The mourning over, however, the bands struck up, fireworks exploded, dancers gyrated and the 1996 carnival was under way. "Sure, it won't be the same, but we have to put the tragedy behind us," said one samba group leader, Helcio Correia da Silva. "The show must go on. I told our singers, dancers and drummers to dry their tears and get on with the business of spreading happiness."

One problem for the authorities was how to dissuade revellers from their traditional romps in the ocean off the renowned Copacabana and Ipanema beaches. Last week's rains swept sewage and rubbish down from the precarious favelas (shanty towns) through the wealthy beachfront areas and into the sea. Environmental officials suggested staying out of the water until the carnival ends with the arrival of Lent at midnight tomorrow.

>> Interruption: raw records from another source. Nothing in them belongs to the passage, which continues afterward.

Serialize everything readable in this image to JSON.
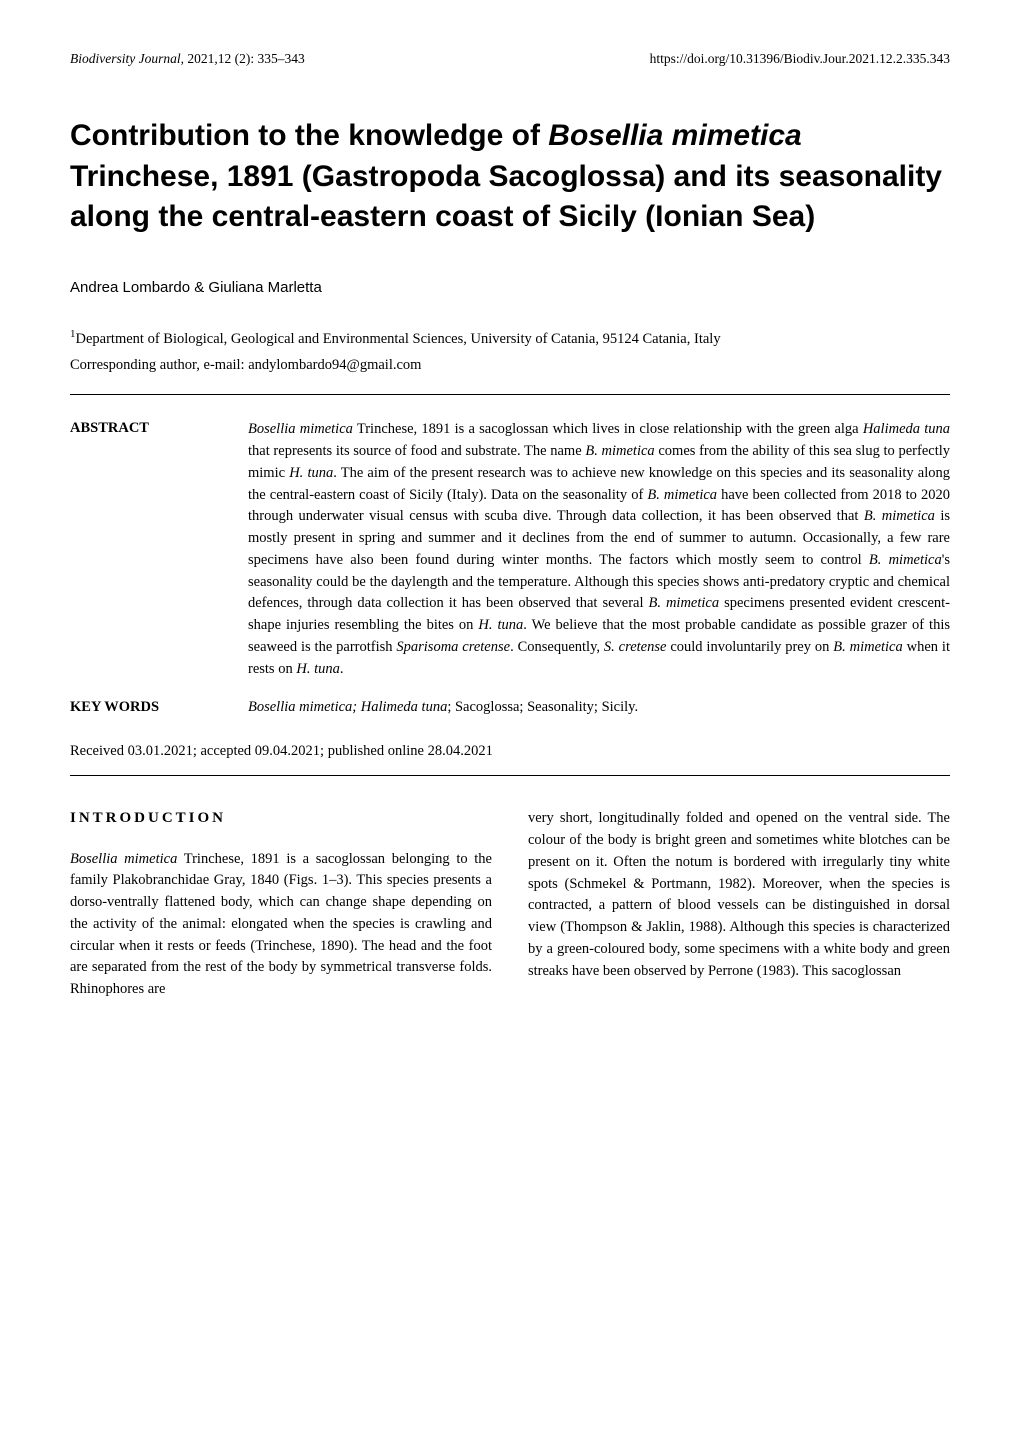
{
  "header": {
    "journal_name": "Biodiversity Journal",
    "journal_issue": ", 2021,12 (2): 335–343",
    "doi": "https://doi.org/10.31396/Biodiv.Jour.2021.12.2.335.343"
  },
  "title_html": "Contribution to the knowledge of <em>Bosellia mimetica</em> Trinchese, 1891 (Gastropoda Sacoglossa) and its seasonality along the central-eastern coast of Sicily (Ionian Sea)",
  "authors": "Andrea Lombardo & Giuliana Marletta",
  "affiliation_sup": "1",
  "affiliation": "Department of Biological, Geological and Environmental Sciences, University of Catania, 95124 Catania, Italy",
  "corresponding": "Corresponding author, e-mail: andylombardo94@gmail.com",
  "abstract": {
    "label": "ABSTRACT",
    "text_html": "<em>Bosellia mimetica</em> Trinchese, 1891 is a sacoglossan which lives in close relationship with the green alga <em>Halimeda tuna</em> that represents its source of food and substrate. The name <em>B. mimetica</em> comes from the ability of this sea slug to perfectly mimic <em>H. tuna</em>. The aim of the present research was to achieve new knowledge on this species and its seasonality along the central-eastern coast of Sicily (Italy). Data on the seasonality of <em>B. mimetica</em> have been collected from 2018 to 2020 through underwater visual census with scuba dive. Through data collection, it has been observed that <em>B. mimetica</em> is mostly present in spring and summer and it declines from the end of summer to autumn. Occasionally, a few rare specimens have also been found during winter months. The factors which mostly seem to control <em>B. mimetica</em>'s seasonality could be the daylength and the temperature. Although this species shows anti-predatory cryptic and chemical defences, through data collection it has been observed that several <em>B. mimetica</em> specimens presented evident crescent-shape injuries resembling the bites on <em>H. tuna</em>. We believe that the most probable candidate as possible grazer of this seaweed is the parrotfish <em>Sparisoma cretense</em>. Consequently, <em>S. cretense</em> could involuntarily prey on <em>B. mimetica</em> when it rests on <em>H. tuna</em>."
  },
  "keywords": {
    "label": "KEY WORDS",
    "text_html": "<em>Bosellia mimetica; Halimeda tuna</em>; Sacoglossa; Seasonality; Sicily."
  },
  "received": "Received 03.01.2021; accepted 09.04.2021; published online 28.04.2021",
  "intro": {
    "heading": "INTRODUCTION",
    "col1_html": "<span class=\"indent\"></span><em>Bosellia mimetica</em> Trinchese, 1891 is a sacoglossan belonging to the family Plakobranchidae Gray, 1840 (Figs. 1–3). This species presents a dorso-ventrally flattened body, which can change shape depending on the activity of the animal: elongated when the species is crawling and circular when it rests or feeds (Trinchese, 1890). The head and the foot are separated from the rest of the body by symmetrical transverse folds. Rhinophores are",
    "col2_html": "very short, longitudinally folded and opened on the ventral side. The colour of the body is bright green and sometimes white blotches can be present on it. Often the notum is bordered with irregularly tiny white spots (Schmekel &amp; Portmann, 1982). Moreover, when the species is contracted, a pattern of blood vessels can be distinguished in dorsal view (Thompson &amp; Jaklin, 1988). Although this species is characterized by a green-coloured body, some specimens with a white body and green streaks have been observed by Perrone (1983). This sacoglossan"
  }
}
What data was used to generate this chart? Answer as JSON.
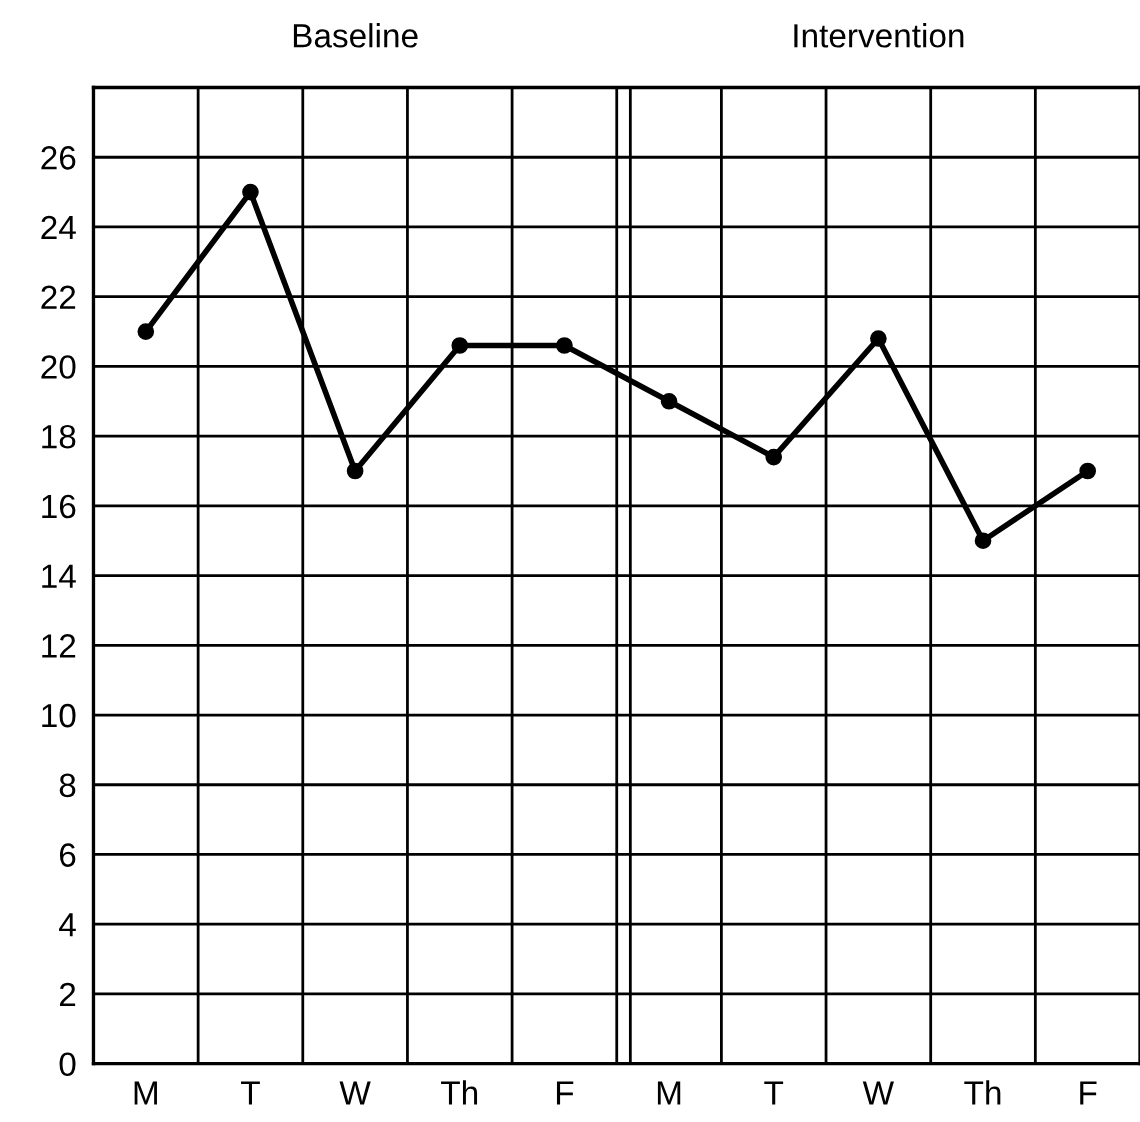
{
  "chart_data": {
    "type": "line",
    "categories": [
      "M",
      "T",
      "W",
      "Th",
      "F",
      "M",
      "T",
      "W",
      "Th",
      "F"
    ],
    "series": [
      {
        "color": "#000000",
        "values": [
          21,
          25,
          17,
          20.6,
          20.6,
          19,
          17.4,
          20.8,
          15,
          17
        ]
      }
    ],
    "ylim": [
      0,
      28
    ],
    "yticks": [
      0,
      2,
      4,
      6,
      8,
      10,
      12,
      14,
      16,
      18,
      20,
      22,
      24,
      26
    ],
    "grid": true,
    "marker": "circle",
    "line_style": "solid",
    "legend": false,
    "annotations": [
      "Baseline",
      "Intervention"
    ]
  }
}
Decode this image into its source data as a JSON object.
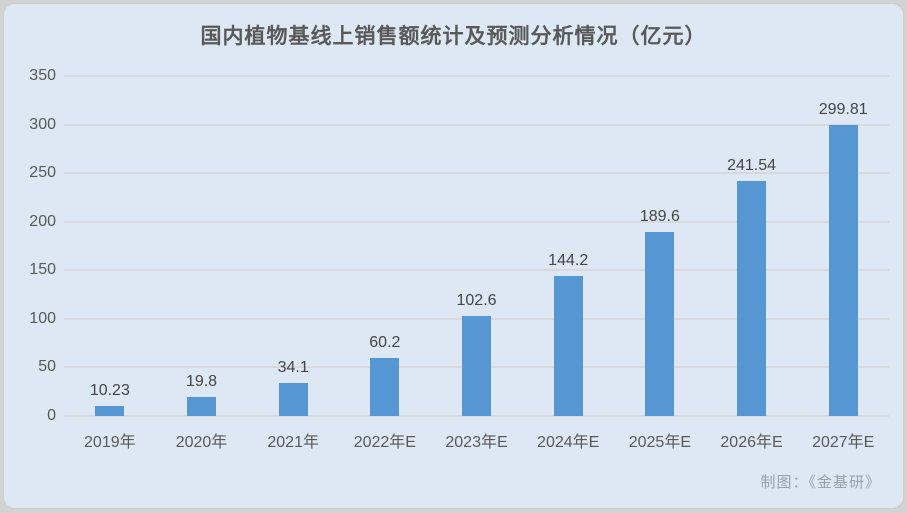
{
  "chart_data": {
    "type": "bar",
    "title": "国内植物基线上销售额统计及预测分析情况（亿元）",
    "categories": [
      "2019年",
      "2020年",
      "2021年",
      "2022年E",
      "2023年E",
      "2024年E",
      "2025年E",
      "2026年E",
      "2027年E"
    ],
    "values": [
      10.23,
      19.8,
      34.1,
      60.2,
      102.6,
      144.2,
      189.6,
      241.54,
      299.81
    ],
    "value_labels": [
      "10.23",
      "19.8",
      "34.1",
      "60.2",
      "102.6",
      "144.2",
      "189.6",
      "241.54",
      "299.81"
    ],
    "xlabel": "",
    "ylabel": "",
    "ylim": [
      0,
      350
    ],
    "ytick_step": 50,
    "ytick_labels": [
      "0",
      "50",
      "100",
      "150",
      "200",
      "250",
      "300",
      "350"
    ],
    "grid": true,
    "legend_position": "none",
    "bar_color": "#5596d3",
    "background_color": "#dde8f4",
    "gridline_color": "#d7d9dd",
    "text_color": "#595959"
  },
  "credit": "制图：《金基研》"
}
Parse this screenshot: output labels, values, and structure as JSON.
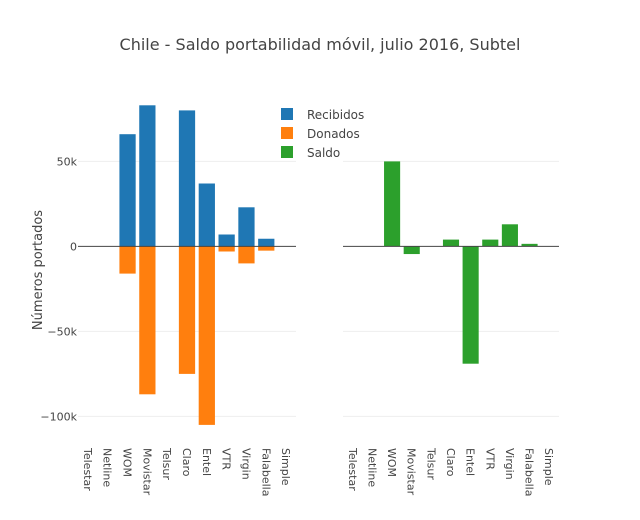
{
  "chart_data": {
    "type": "bar",
    "title": "Chile - Saldo portabilidad móvil, julio 2016, Subtel",
    "ylabel": "Números portados",
    "categories": [
      "Telestar",
      "Netline",
      "WOM",
      "Movistar",
      "Telsur",
      "Claro",
      "Entel",
      "VTR",
      "Virgin",
      "Falabella",
      "Simple"
    ],
    "ylim": [
      -108000,
      92000
    ],
    "yticks": [
      {
        "value": 50000,
        "label": "50k"
      },
      {
        "value": 0,
        "label": "0"
      },
      {
        "value": -50000,
        "label": "−50k"
      },
      {
        "value": -100000,
        "label": "−100k"
      }
    ],
    "series": [
      {
        "name": "Recibidos",
        "color": "#1f77b4",
        "panel": "left",
        "values": [
          0,
          0,
          66000,
          83000,
          0,
          80000,
          37000,
          7000,
          23000,
          4500,
          0
        ]
      },
      {
        "name": "Donados",
        "color": "#ff7f0e",
        "panel": "left",
        "values": [
          0,
          0,
          -16000,
          -87000,
          0,
          -75000,
          -105000,
          -3000,
          -10000,
          -2500,
          0
        ]
      },
      {
        "name": "Saldo",
        "color": "#2ca02c",
        "panel": "right",
        "values": [
          0,
          0,
          50000,
          -4500,
          0,
          4000,
          -69000,
          4000,
          13000,
          1500,
          0
        ]
      }
    ],
    "legend": "top-right"
  }
}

Revelling on the beach was a different matter. For the first time, condom vending machines were set up along the beachfront, advertising "self- service safe sex". The Health Ministry and Aids prevention groups also began distributing 11 million free condoms, and free T-shirts with slogans such as "Safe sex is fun for all", and "I don't do drugs but I use condoms". A Health Ministry spokesman described the campaign as "informative but less daring" than last year, when people in carnival costumes danced through the streetsdemonstrating how to slip condoms over bananas.

Brazil has one of the highest ratios of Aids cases to population in the world, with more than 76,000 known cases and an estimated 500,000 more of the 160 million population thought to be HIV-positive.

"It's a problem of poverty," said Jane Galvao of the non-governmental Brazilian Inter-Disciplinary Aids Association. "More and more children are engaged in prostitution. You can get food by using your body.

"Then there are the private blood banks which sell blood that hasn't been HIV-tested. Plus, there are a lot of men here who have sex with men but don't perceive themselves as gay," Ms Galvao said. "Often they're married. More and more housewives are getting the disease from their partners. And it's easier for us to get information to prostitutes than to housewives."